Домзак (Буйда) - страница 67
Нила, сердито нахмурившись, перекрестилась на гроб и уплыла в темноту.
- Так. - Байрон отхлебнул из стакана, выбрал бутерброд потолще. Значит, еще почитаем эту книгу жизни, черт бы ее взял!
Вытащил из кармана толстенный негнущийся конверт - послание от деда - и вскрыл его при помощи вилки. В пакете оказались несколько листов голубоватой тонкой бумаги, исписанных с двух сторон, и пачка фотографий.
Байрон передвинул торшер и прилег на диван. Первая же фраза вызвала у него недоуменную улыбку. Он повернул голову к гробу.
- Значит, дед, ты только прикидывался мумией, а на самом деле был нежным телятей... Ужо почитаем!
"Милый мой Байрон! Написал эти три слова - и умилился сердечно. В этой сентиментальности и есть моя правда: ведь я всегда считал тебя скорее своим сыном, чем внуком. И чем больше тебе доставалось от жизни, тем острее я это чувствовал. А когда от той же жизни доставалось мне, всякий раз при этом вспоминал о тебе, жалея, что нет тебя рядом, потому что только с тобой и мог бы я поговорить о превратностях судьбы, не с бабами ж!
Первой моей мыслью было изложить в этом письме всю свою судьбу, но потом я подумал, что и времени это займет Бог весть сколько да и малоинтересно будет. Однако сейчас мне ничего не остается, как только вспоминать и строить предположения (чуть не написал - пророчествовать).
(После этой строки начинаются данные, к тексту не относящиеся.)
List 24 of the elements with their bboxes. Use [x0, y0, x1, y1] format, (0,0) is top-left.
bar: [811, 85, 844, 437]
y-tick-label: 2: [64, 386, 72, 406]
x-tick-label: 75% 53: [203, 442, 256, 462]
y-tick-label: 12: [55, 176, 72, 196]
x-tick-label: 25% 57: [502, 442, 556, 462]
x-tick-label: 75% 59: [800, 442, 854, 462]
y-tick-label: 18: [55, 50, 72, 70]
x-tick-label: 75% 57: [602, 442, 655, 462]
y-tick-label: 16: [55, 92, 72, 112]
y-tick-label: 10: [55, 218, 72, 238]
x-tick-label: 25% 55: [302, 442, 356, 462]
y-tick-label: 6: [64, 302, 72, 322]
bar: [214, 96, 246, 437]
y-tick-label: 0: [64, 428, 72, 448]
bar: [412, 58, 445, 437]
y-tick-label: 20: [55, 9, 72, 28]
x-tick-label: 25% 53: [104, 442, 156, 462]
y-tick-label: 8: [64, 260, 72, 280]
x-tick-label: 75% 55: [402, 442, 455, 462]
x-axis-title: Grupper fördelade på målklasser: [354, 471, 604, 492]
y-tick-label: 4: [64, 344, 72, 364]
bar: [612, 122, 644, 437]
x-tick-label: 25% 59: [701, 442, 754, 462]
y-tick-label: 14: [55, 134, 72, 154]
Я горжусь тем, что не продал своего отца Григория Ивановича Тавлинского, которого ретивые революционеры решили было пустить в расход как буржуя, то есть владельца единственного на всю округу книжного магазина (приносившего, надо сказать, совсем небольшой доход). При магазине была маленькая читальня, где подавали самовар и собирались местные интеллигенты и несколько грамотных фабричных. Они-то и составили после Октября первое уездное правительство. Об этом я и напомнил судьям, а поскольку к тому времени я уже закончил школу и состоял в ЧОНе (части особого назначения по борьбе с контрреволюционным крестьянством), слова мои возымели действие, и отца выпустили из кутузки. Некоторое время он служил в библиотеке, а вскоре умер - слава Богу, своей смертью. Невелика, конечно, заслуга - спасти жизнь собственного отца, но в те лихие времена (да и в последующие лихие времена, поскольку других времен на Руси не было) я знавал немало случаев, когда родные отказывались друг от дружки, а то и проливали родную кровь. И было это не на войне, которая обошла Шатов стороной, а в мирных условиях.
Горжусь я также и тем, что уберег Алину Дмитриевну, твою бабушку, от большущих неприятностей, а может, и от невзгод, которые свалились на ее семью. Горжусь, но даже сейчас - втайне, поскольку она мне этого никогда не могла простить. А я не мог почему-то открыть ей, чего мне стоило при живой жене привести в дом молоденькую девушку, которую я называл при посторонних то домработницей, то сиделкой, пока не померла моя первая жена. Я же служил в НКВД и взял на себя заботу о дочери репрессированных, вообрази-ка, ты же читал об истории того времени. Она, может, и понимала, чем мне это грозило, но не могла простить, что все произошло так прозаично. А может, считала, что я воспользовался ее безвыходным положением и завладел ею? Наверное, так оно и было, но прежнего вернуть уж было нельзя, и она вышла за меня и родила двойню. То же, что случилось между нами впервые, как между мужем и женой, я бы не спешил называть насилием. В доме еще не выветрился запах лекарств, напоминавший о моей несчастной первой супруге, а мы уже сидели вдвоем за столом, я и она, и пили крымский мускат, с великим трудом раздобытый мною как раз к такому случаю. Она выпила две рюмки, но даже тени румянца не появилось на ее застывшем бледном лице. За столом мы не проронили ни слова. И так же без слов отправились в супружескую спальню. Сейчас я могу признаться, что, пропуская ее вперед, я мысленно чертыхался, предвидя тоскливый обряд дефлорации живого трупа. Но вышло иначе. Она и пальцем не шевельнула, чтобы раздеться, поэтому всю эту процедуру пришлось проделать мне, радуясь втайне, что по неопытности своей она тем самым раззадоривала не только меня, но и себя. До последнего своего вздоха буду помнить ее белое тело, по сравнению с которым накрахамаленные простыни казались черными. Раскаленное белое тело. Она искусала губы в кровь, но все же не выдержала и сорвалась на крик, требуя от меня еще и еще большего - быть может, того большего, которое ввергает любовников в священное безумие, стирающее между ними - в припадке высокого безумия - все прошлое, все, что разъединяет их... Я этого не могу забыть, потому что время от времени у нас еще случались такие ночи.